Dr. Swartzon says two of the most common complaints he's heard are people's necks and backs. He says many people have turned anything from their dining room tables to their bed into an office.
“From the side, there’s a curvature so a lot of people say that you’re supposed to sit up completely straight. No, your back has a little low curve and you’re supposed to keep that so it's not hunched over, it’s the normal curvature of your back,” said Dr. Swartzon as he showed us with a spine model.
So, position your computer at a level where you won’t hunch over. Dr. Swartzon also says he is seeing more elbow injuries.
Using an elbow model, Dr. Swartzon said, “The outside of your elbow goes to an extensor group and attaches all the way down to your wrist. So if you’re sitting and your hand is always on your mouse, you’re constantly firing up this muscle and that’s causing a lot of pressure here.”
It’s also known as Tennis Elbow.
Here are some pointers from Dr. Swartzon:
“If you now have to work your back or neck muscles in a different way when you’re not working, you should spend more time strengthening and stretching those muscles, tenants and ligaments so they can do what you’re asking it to do the human body is very adaptable.”
Some simple stretches can be:
Wrist extensor stretches:
3 sets for 10 secs, twice a day
Extend your arm in front of you and point your fingers to the floor.
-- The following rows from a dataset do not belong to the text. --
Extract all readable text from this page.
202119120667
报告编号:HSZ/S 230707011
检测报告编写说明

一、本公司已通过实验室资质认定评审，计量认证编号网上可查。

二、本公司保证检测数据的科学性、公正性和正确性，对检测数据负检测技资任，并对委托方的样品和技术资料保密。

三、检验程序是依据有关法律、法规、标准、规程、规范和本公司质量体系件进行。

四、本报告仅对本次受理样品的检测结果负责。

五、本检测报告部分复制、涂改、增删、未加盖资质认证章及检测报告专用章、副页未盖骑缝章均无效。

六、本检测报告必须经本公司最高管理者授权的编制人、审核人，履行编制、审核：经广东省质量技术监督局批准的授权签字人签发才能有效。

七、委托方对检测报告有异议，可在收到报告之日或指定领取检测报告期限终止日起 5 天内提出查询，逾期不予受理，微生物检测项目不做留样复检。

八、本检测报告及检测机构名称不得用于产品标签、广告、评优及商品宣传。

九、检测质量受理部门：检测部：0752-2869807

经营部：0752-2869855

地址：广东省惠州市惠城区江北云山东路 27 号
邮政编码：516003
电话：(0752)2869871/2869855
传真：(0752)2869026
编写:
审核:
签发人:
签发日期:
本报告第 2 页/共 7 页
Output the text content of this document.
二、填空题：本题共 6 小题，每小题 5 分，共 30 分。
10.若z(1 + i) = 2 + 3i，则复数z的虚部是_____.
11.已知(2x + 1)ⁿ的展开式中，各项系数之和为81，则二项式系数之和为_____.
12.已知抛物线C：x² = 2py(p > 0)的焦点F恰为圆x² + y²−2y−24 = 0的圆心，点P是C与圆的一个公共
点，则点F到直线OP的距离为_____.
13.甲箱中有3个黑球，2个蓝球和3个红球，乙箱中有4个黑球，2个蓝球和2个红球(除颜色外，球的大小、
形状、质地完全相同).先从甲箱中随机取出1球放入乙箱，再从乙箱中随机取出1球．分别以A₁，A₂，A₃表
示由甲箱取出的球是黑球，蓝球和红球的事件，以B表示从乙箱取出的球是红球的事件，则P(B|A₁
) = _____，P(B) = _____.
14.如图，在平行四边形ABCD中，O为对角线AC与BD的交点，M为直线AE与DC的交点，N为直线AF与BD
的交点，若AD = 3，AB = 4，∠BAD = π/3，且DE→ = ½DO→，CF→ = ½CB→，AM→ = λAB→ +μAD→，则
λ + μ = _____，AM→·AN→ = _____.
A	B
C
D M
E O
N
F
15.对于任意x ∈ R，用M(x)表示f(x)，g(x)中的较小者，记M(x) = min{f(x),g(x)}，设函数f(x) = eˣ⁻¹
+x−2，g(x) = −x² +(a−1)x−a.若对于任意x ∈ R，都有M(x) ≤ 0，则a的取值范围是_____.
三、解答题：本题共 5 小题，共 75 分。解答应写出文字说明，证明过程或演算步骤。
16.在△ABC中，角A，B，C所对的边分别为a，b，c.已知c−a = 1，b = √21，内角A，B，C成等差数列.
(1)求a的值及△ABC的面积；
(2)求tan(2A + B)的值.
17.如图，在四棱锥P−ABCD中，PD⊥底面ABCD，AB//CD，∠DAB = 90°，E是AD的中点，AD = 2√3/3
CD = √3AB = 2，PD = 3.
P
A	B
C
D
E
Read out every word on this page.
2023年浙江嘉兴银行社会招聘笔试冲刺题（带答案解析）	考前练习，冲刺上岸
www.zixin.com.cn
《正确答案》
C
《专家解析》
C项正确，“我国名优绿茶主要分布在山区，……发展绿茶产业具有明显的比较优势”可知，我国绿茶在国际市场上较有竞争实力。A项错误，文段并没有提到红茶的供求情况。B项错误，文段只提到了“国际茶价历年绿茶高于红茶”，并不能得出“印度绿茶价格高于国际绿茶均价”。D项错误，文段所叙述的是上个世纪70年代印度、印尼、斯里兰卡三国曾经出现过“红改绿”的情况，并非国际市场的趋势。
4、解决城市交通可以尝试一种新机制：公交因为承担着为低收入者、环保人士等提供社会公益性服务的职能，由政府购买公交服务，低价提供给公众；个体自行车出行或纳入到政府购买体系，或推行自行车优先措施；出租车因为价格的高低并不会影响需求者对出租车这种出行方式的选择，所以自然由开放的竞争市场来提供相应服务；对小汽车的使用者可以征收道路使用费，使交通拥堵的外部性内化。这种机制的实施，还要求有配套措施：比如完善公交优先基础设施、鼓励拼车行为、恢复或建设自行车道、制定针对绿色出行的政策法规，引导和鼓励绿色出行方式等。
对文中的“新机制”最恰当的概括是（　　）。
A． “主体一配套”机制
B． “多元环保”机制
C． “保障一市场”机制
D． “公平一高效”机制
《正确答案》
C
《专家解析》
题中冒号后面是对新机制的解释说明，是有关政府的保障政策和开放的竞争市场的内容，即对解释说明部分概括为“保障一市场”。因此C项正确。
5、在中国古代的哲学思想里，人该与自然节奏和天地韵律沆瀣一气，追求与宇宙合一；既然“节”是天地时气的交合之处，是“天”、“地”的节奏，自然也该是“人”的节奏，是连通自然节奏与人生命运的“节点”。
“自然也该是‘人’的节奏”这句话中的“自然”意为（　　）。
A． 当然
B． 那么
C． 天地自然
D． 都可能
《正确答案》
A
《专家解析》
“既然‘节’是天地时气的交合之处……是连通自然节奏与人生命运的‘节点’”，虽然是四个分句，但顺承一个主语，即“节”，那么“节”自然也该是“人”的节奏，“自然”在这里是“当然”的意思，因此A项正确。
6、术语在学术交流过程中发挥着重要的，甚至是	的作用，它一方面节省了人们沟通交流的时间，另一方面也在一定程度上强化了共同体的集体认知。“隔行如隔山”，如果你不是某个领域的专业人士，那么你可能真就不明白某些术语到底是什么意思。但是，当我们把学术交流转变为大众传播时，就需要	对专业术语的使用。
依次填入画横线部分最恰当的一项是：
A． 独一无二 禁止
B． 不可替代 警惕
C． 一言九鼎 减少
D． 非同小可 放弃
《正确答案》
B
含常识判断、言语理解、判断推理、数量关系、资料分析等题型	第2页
With the other hand, bend the wrist farther to stretch your forearm.
Cervical Neck Rolls:
While seated, drop your ear to shoulder for 5 secs, roll neck forward and do the other side.
3 sets for 5 seconds, twice a day.
Seated Low Back:
While seated, reach your hands for the floor and hold for 10 seconds, a few times a day.
Some easy at-home relief while you are home working anyway. Remember to always consult with your doctor.
- Take breaks every 30 minutes
- Set a timer to help get you up and moving
- Fill up your coffee just a quarter of the way so you’re forced to get up and get more
- Don’t position your screen right in view of sunlight to avoid glare on your screen and eye troubles
- If you use a standing desk, only about 20-30% of the work day.